Thursday, August 04, 2011

De Géraldine Serbourdin (extrait de T-B 61)

Une ombre de soi vaut mieux que d’être.

Flou du souvenir, de la mémoire encombrée de nouvelles images trop animées, criardes couleurs  qui gesticulent et obstruent le retour en arrière vers mon rêve d’enfance. Le goût des mers froides et des étendues crème.
Parce qu’il n’y a pas eu d’enfance réelle.
Retour rapide. Retour impossible sinon en unissant mes mots à leurs bouches disparues. Leurs bouches distordues. Leurs bouches aux sons grossiers, aux violents désaccords, leurs lèvres rouges. Mes mots pleurés.
Tube et sang.
Portraits grimaçants.
En attente d’âme vive.
Leurs corps obscènes d’avant et décomposés aujourd’hui.
Flux d’encre qui se targue de vouloir et savoir rétablir la vérité d’une vie. Matrice qui accueille mon sang, mon souffle pour maintenir la tête hors de l’eau, pour encore écrire. Tendre vers l’oubli. Pour enfin ne plus avoir à dire.
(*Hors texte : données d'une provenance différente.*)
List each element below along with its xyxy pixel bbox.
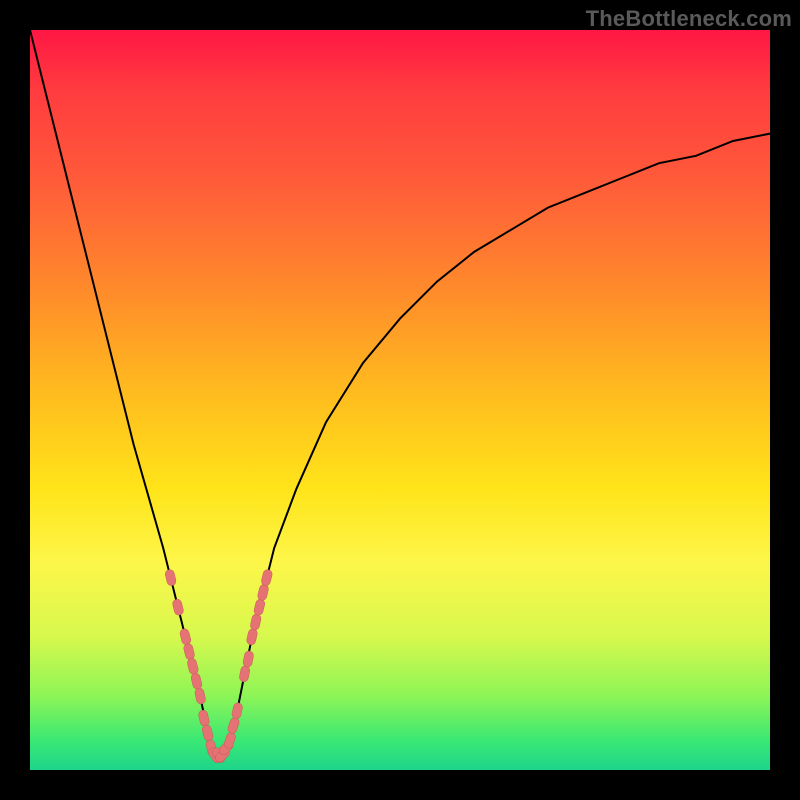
highlighted-points <box>164 569 273 765</box>
marker-pill <box>201 724 214 742</box>
chart-svg <box>30 30 770 770</box>
marker-pill <box>227 717 241 735</box>
marker-pill <box>186 658 199 676</box>
watermark-text: TheBottleneck.com <box>586 6 792 32</box>
marker-pill <box>190 672 203 690</box>
marker-pill <box>198 709 210 727</box>
bottleneck-curve <box>30 30 770 755</box>
marker-pill <box>164 569 177 587</box>
marker-pill <box>257 584 270 602</box>
marker-pill <box>231 702 243 720</box>
marker-pill <box>260 569 273 587</box>
marker-pill <box>179 628 192 646</box>
marker-pill <box>253 598 266 616</box>
plot-area <box>30 30 770 770</box>
marker-pill <box>172 598 185 616</box>
marker-pill <box>183 643 196 661</box>
marker-pill <box>194 687 206 705</box>
marker-pill <box>239 665 251 682</box>
marker-pill <box>250 613 262 631</box>
marker-pill <box>242 650 254 667</box>
marker-pill <box>246 628 258 646</box>
chart-frame: TheBottleneck.com <box>0 0 800 800</box>
marker-pill <box>223 731 237 749</box>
Flamme dans la pénombre des jours ordinaires, dans le circuit quadrillé des pas de côté, dans la rue esseulée.
Frémissement du désir tapi dans le papier froissé de sa promesse à peine encore esquissée.
Faiseurs d’ange et sales races.
Mes mots d’avant.
Comment réconcilier sur la page les bris épars sur le sol carrelé, les cendres sous terre même pas dispersées dans la mer parce que la poésie n’était pas encore inventée pour rendre dignes leurs vies bancales, leurs vies de simples. Parce que les images brutes blessent si les paroles restent tues. Parce qu’abrupte est la fin quand l’histoire est arrachée, en poussière, émiettée.
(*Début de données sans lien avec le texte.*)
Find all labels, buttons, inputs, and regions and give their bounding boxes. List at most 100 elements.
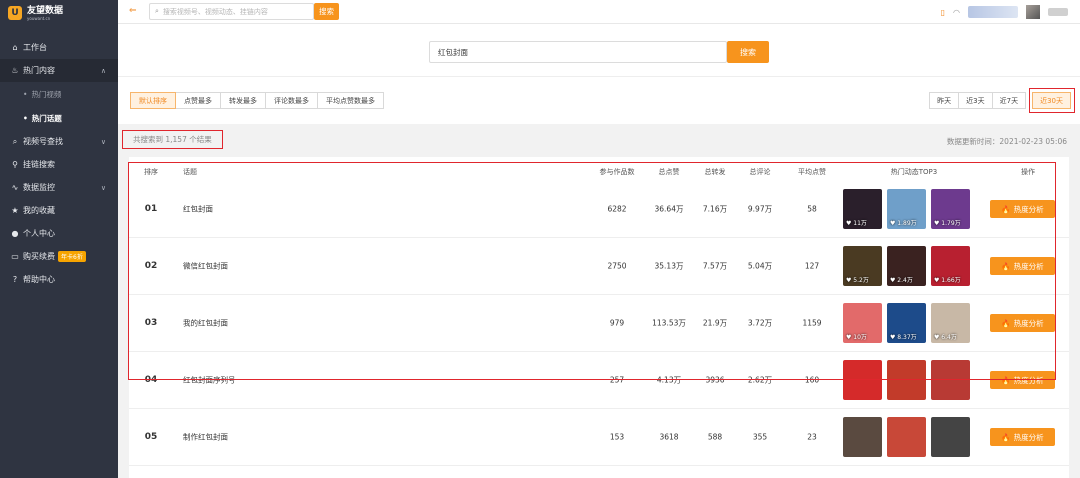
card-icon: ▭ — [11, 252, 19, 261]
sidebar-item[interactable]: ▭ 购买续费 年卡6折 — [0, 245, 118, 268]
row-works: 257 — [609, 375, 625, 385]
topic-search-input[interactable]: 红包封面 — [429, 41, 727, 63]
main-content: 红包封面 搜索 默认排序 点赞最多 转发最多 评论数最多 平均点赞数最多 昨天 近3天 近7… — [118, 24, 1080, 478]
row-comments: 5.04万 — [747, 261, 773, 271]
col-comments: 总评论 — [749, 168, 771, 176]
sidebar-item[interactable]: ? 帮助中心 — [0, 268, 118, 291]
sidebar-item[interactable]: ⌂ 工作台 — [0, 36, 118, 59]
row-shares: 7.57万 — [702, 261, 728, 271]
table-header: 排序 话题 参与作品数 总点赞 总转发 总评论 平均点赞 热门动态TOP3 操作 — [129, 161, 1069, 181]
chevron-icon: ∨ — [100, 137, 106, 146]
sort-tab[interactable]: 转发最多 — [220, 92, 266, 109]
headset-icon[interactable]: ◠ — [953, 8, 960, 17]
range-tabs: 昨天 近3天 近7天 近30天 — [929, 88, 1075, 113]
heat-analysis-button[interactable]: 🔥 热度分析 — [990, 428, 1055, 446]
thumbnail-likes: ♥ 2.4万 — [890, 277, 913, 284]
heat-analysis-label: 热度分析 — [1013, 261, 1044, 271]
sidebar-item-label: 视频号查找 — [23, 137, 63, 146]
avatar[interactable] — [1026, 5, 1040, 19]
range-tab[interactable]: 昨天 — [929, 92, 960, 109]
video-thumbnail[interactable]: ♥ 11万 — [843, 189, 882, 229]
row-topic[interactable]: 红包封面 — [183, 204, 213, 215]
video-thumbnail[interactable] — [843, 360, 882, 400]
range-tab[interactable]: 近3天 — [958, 92, 993, 109]
top3-thumbnails: ♥ 5.2万 ♥ 2.4万 ♥ 1.66万 — [843, 246, 970, 286]
promo-badge: 年卡6折 — [58, 251, 86, 262]
sidebar-item[interactable]: ★ 我的收藏 — [0, 199, 118, 222]
video-thumbnail[interactable] — [843, 417, 882, 457]
row-works: 2750 — [607, 261, 627, 271]
sort-tab[interactable]: 默认排序 — [130, 92, 176, 109]
sidebar-item[interactable]: ● 个人中心 — [0, 222, 118, 245]
sort-tab[interactable]: 点赞最多 — [175, 92, 221, 109]
video-thumbnail[interactable] — [887, 360, 926, 400]
heat-analysis-button[interactable]: 🔥 热度分析 — [990, 257, 1055, 275]
row-likes: 3618 — [659, 432, 679, 442]
video-thumbnail[interactable]: ♥ 8.37万 — [887, 303, 926, 343]
table-row: 05 制作红包封面 153 3618 588 355 23 🔥 热度分析 — [129, 409, 1069, 466]
row-topic[interactable]: 我的红包封面 — [183, 318, 228, 329]
collapse-menu-icon[interactable]: ⇐ — [129, 6, 137, 16]
sort-tab[interactable]: 平均点赞数最多 — [317, 92, 384, 109]
sidebar-subitem[interactable]: • 热门话题 — [0, 106, 118, 130]
row-shares: 21.9万 — [702, 318, 728, 328]
row-works: 6282 — [607, 204, 627, 214]
video-thumbnail[interactable]: ♥ 2.4万 — [887, 246, 926, 286]
range-tab[interactable]: 近7天 — [991, 92, 1027, 109]
search-icon: ⌕ — [12, 136, 18, 146]
pulse-icon: ∿ — [11, 183, 19, 192]
row-works: 979 — [609, 318, 625, 328]
video-thumbnail[interactable]: ♥ 10万 — [843, 303, 882, 343]
notification-icon[interactable]: ▯ — [941, 8, 945, 17]
row-comments: 2.62万 — [747, 375, 773, 385]
sidebar-subitem-label: 热门话题 — [31, 113, 62, 123]
heat-analysis-button[interactable]: 🔥 热度分析 — [990, 371, 1055, 389]
row-topic[interactable]: 红包封面序列号 — [183, 375, 236, 386]
flame-icon: 🔥 — [1001, 432, 1011, 442]
sidebar-item-label: 个人中心 — [23, 229, 55, 238]
video-thumbnail[interactable]: ♥ 1.79万 — [931, 189, 970, 229]
sidebar-item[interactable]: ♨ 热门内容 ∧ — [0, 59, 118, 82]
update-time: 数据更新时间：2021-02-23 05:06 — [946, 137, 1067, 146]
row-shares: 3936 — [705, 375, 725, 385]
user-name-blurred[interactable] — [968, 6, 1018, 18]
divider — [118, 76, 1080, 77]
flame-icon: 🔥 — [1001, 261, 1011, 271]
row-likes: 113.53万 — [652, 318, 686, 328]
account-menu[interactable] — [1048, 8, 1068, 16]
sidebar-subitem[interactable]: • 热门视频 — [0, 82, 118, 106]
row-shares: 7.16万 — [702, 204, 728, 214]
sidebar-item[interactable]: ⚲ 挂链搜索 — [0, 153, 118, 176]
sidebar-item[interactable]: ⌕ 视频号查找 ∨ — [0, 130, 118, 153]
video-thumbnail[interactable] — [931, 360, 970, 400]
heat-analysis-button[interactable]: 🔥 热度分析 — [990, 314, 1055, 332]
video-thumbnail[interactable]: ♥ 1.89万 — [887, 189, 926, 229]
video-thumbnail[interactable] — [931, 417, 970, 457]
flame-icon: 🔥 — [1001, 204, 1011, 214]
table-row: 04 红包封面序列号 257 4.13万 3936 2.62万 160 🔥 热度分析 — [129, 352, 1069, 409]
row-topic[interactable]: 微信红包封面 — [183, 261, 228, 272]
video-thumbnail[interactable] — [887, 417, 926, 457]
sidebar-item[interactable]: ∿ 数据监控 ∨ — [0, 176, 118, 199]
topic-table: 排序 话题 参与作品数 总点赞 总转发 总评论 平均点赞 热门动态TOP3 操作… — [129, 157, 1069, 478]
logo-mark: U — [8, 6, 22, 20]
video-thumbnail[interactable]: ♥ 1.66万 — [931, 246, 970, 286]
top-search-button[interactable]: 搜索 — [314, 3, 339, 20]
thumbnail-likes: ♥ 6.4万 — [934, 334, 957, 341]
row-topic[interactable]: 制作红包封面 — [183, 432, 228, 443]
row-likes: 36.64万 — [654, 204, 684, 214]
thumbnail-likes: ♥ 1.89万 — [890, 220, 917, 227]
row-comments: 9.97万 — [747, 204, 773, 214]
topic-search-button[interactable]: 搜索 — [727, 41, 769, 63]
logo[interactable]: U 友望数据 youwant.cn — [0, 0, 118, 26]
range-tab[interactable]: 近30天 — [1032, 92, 1071, 109]
sort-tab[interactable]: 评论数最多 — [265, 92, 318, 109]
video-thumbnail[interactable]: ♥ 6.4万 — [931, 303, 970, 343]
heat-analysis-button[interactable]: 🔥 热度分析 — [990, 200, 1055, 218]
thumbnail-likes: ♥ 1.66万 — [934, 277, 961, 284]
top3-thumbnails — [843, 360, 970, 400]
sidebar-item-label: 我的收藏 — [23, 206, 55, 215]
top-search-input[interactable]: ⌕ 搜索视频号、视频动态、挂链内容 — [149, 3, 314, 20]
video-thumbnail[interactable]: ♥ 5.2万 — [843, 246, 882, 286]
sidebar-item-label: 挂链搜索 — [23, 160, 55, 169]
Fards que sont les mots quand la peau s’affole encore, fards que sont les mots quand la peau vire à vif, parsemée de cellules mortes qui défigurent les corps. Fards épais que sont les couches de récits pour étouffer les heures de pleurs, irritées.
Flâner en soi pour écarter le danger dehors, pour que la vie s’en détourne, pour parer les coups, toujours possibles du destin, du sort.
Forfanteries vaines.
Pathétiques parlures.
Perte de temps.
Rime pauvre.
Plus rien de rouge ni les tubes ni le sang, la prose est décharnée quand vient la vague, haute, victorieuse et nombreuse, avalant ce qui te restait encore d’élan.
Une ombre de soi vaut mieux que d’être.